9 year old daughter friendship problems

1 reply

Tantastic12 · 25/09/2022 20:12

AIBU in thinking this is the beginning of my dd being bullied?

My 9 year old dd has been in a friendship group of 7 girls since they started school. 2 girls left the school over summer as parents were relocated for work. My dd's best friend would be girl A, they both were in same reception class so had a year together before meeting the others. Very similar personalities, have had loads of playdates and no issues up until now. Girl B is quieter and has got closer to my dd recently due to a shared interest outside school. They have had a few playdates at each others houses.

Last week on Friday, my dd came home from school upset, she said that Girl A and Girl B ignored her at both break and lunch time. She approached them to ask something and they both turned and walked away. I gave her a big cuddle and told her she'd done nothing to deserve this and it wasn't kind behaviour from the girls. Next day, Saturday, they were all at sports practice and both Girl A and Girl B behaved normally, no mention of previous days behaviour.

I thought maybe Girl A was jealous of my dd having new closer friendship with Girl B so I invited both girls for a playdate after school this week. All was going fine until close to home time. I told the girls they had 20 minutes left until parents were picking them up. Girl A said to my dd and Girl B "But we've only been here an hour and half", to which my dd corrected her and said "It's actually been 3 and half hours", Girl A said "Oh be quiet and go away". My dd came and sat at table looking miserable where I found her and she told me what had been said. I called for other 2 girls saying dd was upset and was everything okay and Girl A told me a different story something about wanting to play different games. Girl B didn't say a word. I said how important it was not to leave people out and be aware of others feelings.

Girl A went home and Girl B's parents were held up so she ended up staying for another hour and her and my dd played happily again no issues. After when I spoke to my dd about it she just shrugged it off and said all was fine now.

My gut tells me it's Girl A creating this drama and Girl B isn't confident enough to question it. How do I help my dd? Do I just continue to reinforce her self importance and remind her to call the girls out on this behaviour if it happens again? Do I speak to the other parents and get their thoughts?

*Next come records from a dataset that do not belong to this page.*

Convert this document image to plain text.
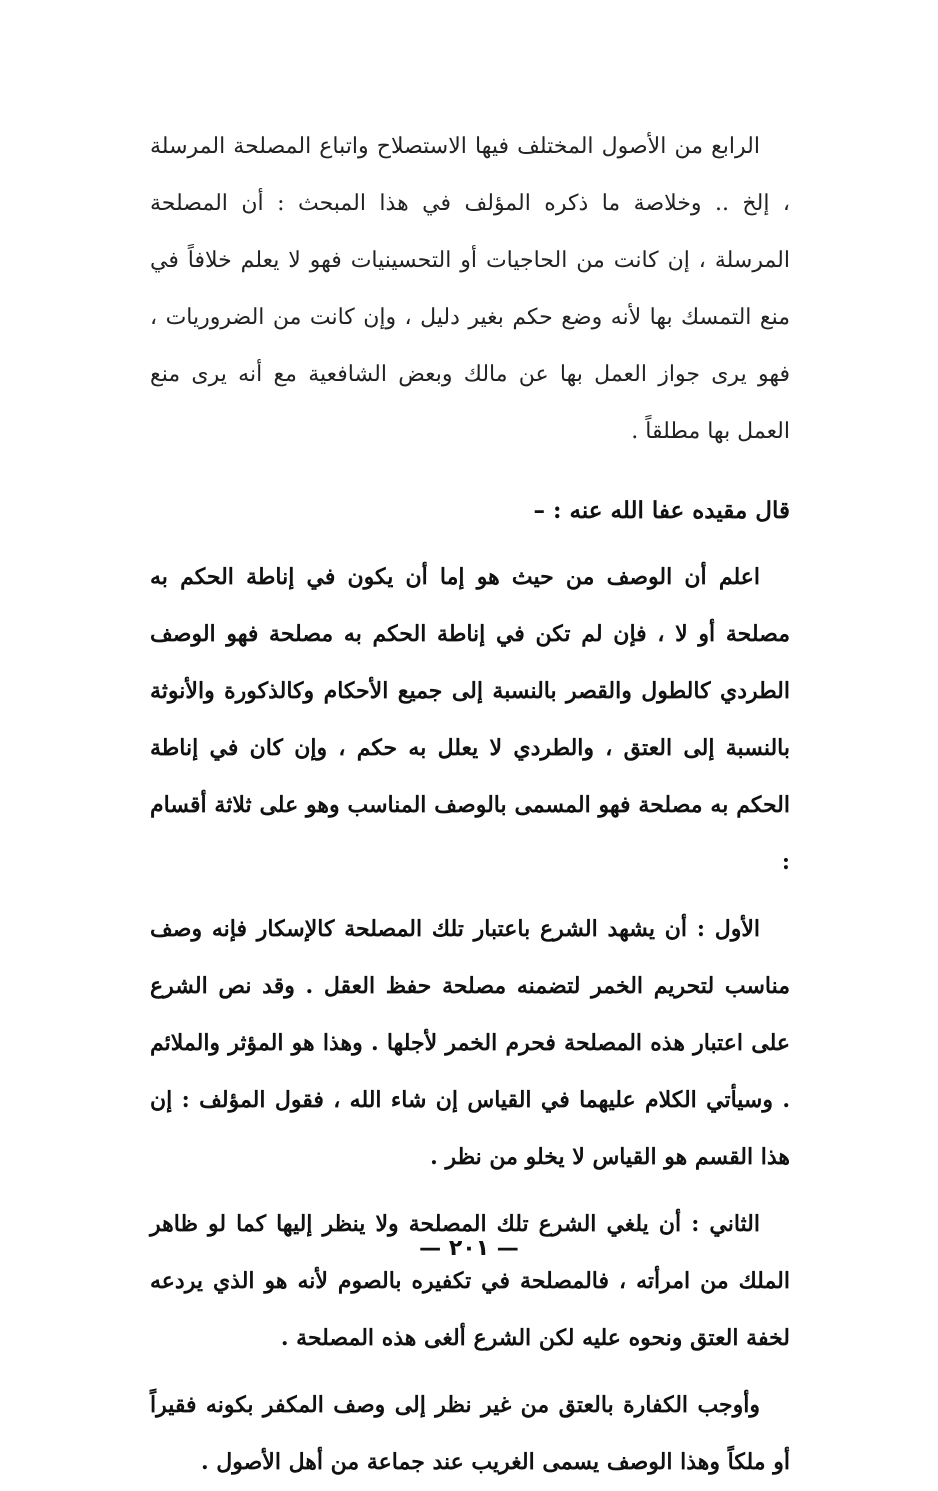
الرابع من الأصول المختلف فيها الاستصلاح واتباع المصلحة المرسلة ، إلخ .. وخلاصة ما ذكره المؤلف في هذا المبحث : أن المصلحة المرسلة ، إن كانت من الحاجيات أو التحسينيات فهو لا يعلم خلافاً في منع التمسك بها لأنه وضع حكم بغير دليل ، وإن كانت من الضروريات ، فهو يرى جواز العمل بها عن مالك وبعض الشافعية مع أنه يرى منع العمل بها مطلقاً .

قال مقيده عفا الله عنه : –

اعلم أن الوصف من حيث هو إما أن يكون في إناطة الحكم به مصلحة أو لا ، فإن لم تكن في إناطة الحكم به مصلحة فهو الوصف الطردي كالطول والقصر بالنسبة إلى جميع الأحكام وكالذكورة والأنوثة بالنسبة إلى العتق ، والطردي لا يعلل به حكم ، وإن كان في إناطة الحكم به مصلحة فهو المسمى بالوصف المناسب وهو على ثلاثة أقسام :

الأول : أن يشهد الشرع باعتبار تلك المصلحة كالإسكار فإنه وصف مناسب لتحريم الخمر لتضمنه مصلحة حفظ العقل . وقد نص الشرع على اعتبار هذه المصلحة فحرم الخمر لأجلها . وهذا هو المؤثر والملائم . وسيأتي الكلام عليهما في القياس إن شاء الله ، فقول المؤلف : إن هذا القسم هو القياس لا يخلو من نظر .

الثاني : أن يلغي الشرع تلك المصلحة ولا ينظر إليها كما لو ظاهر الملك من امرأته ، فالمصلحة في تكفيره بالصوم لأنه هو الذي يردعه لخفة العتق ونحوه عليه لكن الشرع ألغى هذه المصلحة .

وأوجب الكفارة بالعتق من غير نظر إلى وصف المكفر بكونه فقيراً أو ملكاً وهذا الوصف يسمى الغريب عند جماعة من أهل الأصول .

— ٢٠١ —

I never had anything like this happen with my older dd so I'm really stuck. All advice will be very appreciated.

OP posts:
Boujisboo · 25/09/2022 20:55

Speaking from experience with this, it sounds like your daughter has the correct tools to deal with this. She expressed upset and also later brushed this off. Don’t make it bigger than it needs to be but also don’t excuses the shitty behaviour of others. Be there when she is upset but also know that in girl world things can change daily.